Guinée : 10 ans de prison et 50 milliards GNF requis contre Oyé Guilavogui à la CRIEF

Ce mercredi 10 juin 2026, le ministère public a présenté ses réquisitions dans le procès de l’ancien ministre Oyé Guilavogui devant la Cour de répression des infractions économiques et financières (CRIEF) de Conakry. Le substitut du procureur spécial, Ousmane Sano, a requis 10 ans d’emprisonnement et 50 milliards de francs guinéens d’amende, estimant établis les faits de détournement de deniers publics, d’enrichissement illicite et de blanchiment de capitaux. Le verdict sera prononcé le 1er juillet.

Réquisitions sans appel du ministère public

Le substitut du procureur spécial Ousmane Sano n’a pas hésité sur le ton. Estimant que les faits sont établis à l’encontre de l’ancien ministre, il a requis une peine de 10 ans d’emprisonnement ainsi qu’une amende de 50 milliards GNF.

Contrairement aux réquisitions précédentes de mars 2026 qui viserait 5 ans de prison, le ministère public a donc augmenté la peine requise de moitié. Cette montée en puissance juridique suggère une évolution dans l’appréciation des charges par la justice guinéenne.

Le procureur a également sollicité la délivrance d’un mandat d’arrêt contre Oyé Guilavogui, renforçant la pression sur l’ancien porte-parole du gouvernement.

La partie civile défend le droit à la défense

La partie civile a tenu à rappeler que le prévenu avait bénéficié de toutes les garanties nécessaires pour assurer sa défense. Cette position vise à contester toute accusation de procès inéquitable et à préserver les droits fondamentaux de l’ancien ministre.

Cette défense soulève une question importante : comment concilier la répression des infractions économiques avec le respect des procédures démocratiques dans un contexte politique guinéen sensible ?

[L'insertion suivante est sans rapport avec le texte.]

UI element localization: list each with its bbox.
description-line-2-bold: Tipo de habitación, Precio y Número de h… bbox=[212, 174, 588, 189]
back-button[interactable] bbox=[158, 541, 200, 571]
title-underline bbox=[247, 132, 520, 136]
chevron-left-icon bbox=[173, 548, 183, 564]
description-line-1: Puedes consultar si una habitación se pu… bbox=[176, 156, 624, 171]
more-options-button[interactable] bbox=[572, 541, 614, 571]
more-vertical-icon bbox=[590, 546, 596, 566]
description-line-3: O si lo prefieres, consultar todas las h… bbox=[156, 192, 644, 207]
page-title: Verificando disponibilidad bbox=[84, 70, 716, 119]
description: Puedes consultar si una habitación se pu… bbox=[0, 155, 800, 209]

Le tribunal dans l’attente du verdict

La Cour, présidée par le juge Alpha Camara et assistée de ses conseillers Kanda Doumbouya et Mamadou Dian Diallo, a mis l’affaire en délibéré pour le 1er juillet 2026.

Ce délai de trois semaines permet aux juges d’examiner l’ensemble des éléments du dossier avant de prononcer leur décision.

Ce que l’affaire révèle

L’affaire Oyé Guilavogui dépasse le cadre d’un simple procès pénal. Elle illustre la volonté du gouvernement guinéen de réprimer les infractions économiques et financières, dans un contexte de lutte contre la corruption et l’enrichissement illicite.

Oyé Guilavogui, ancien ministre des Postes et Télécommunications sous la présidence d’Alpha Condé, fait face à des accusations qui ont déjà conduit au placement de ses biens et comptes sous gestion de l’AGRASC en février 2026.

Le verdict du 1er juillet pourrait marquer un tournant dans la politique de répression des infractions économiques en Guinée.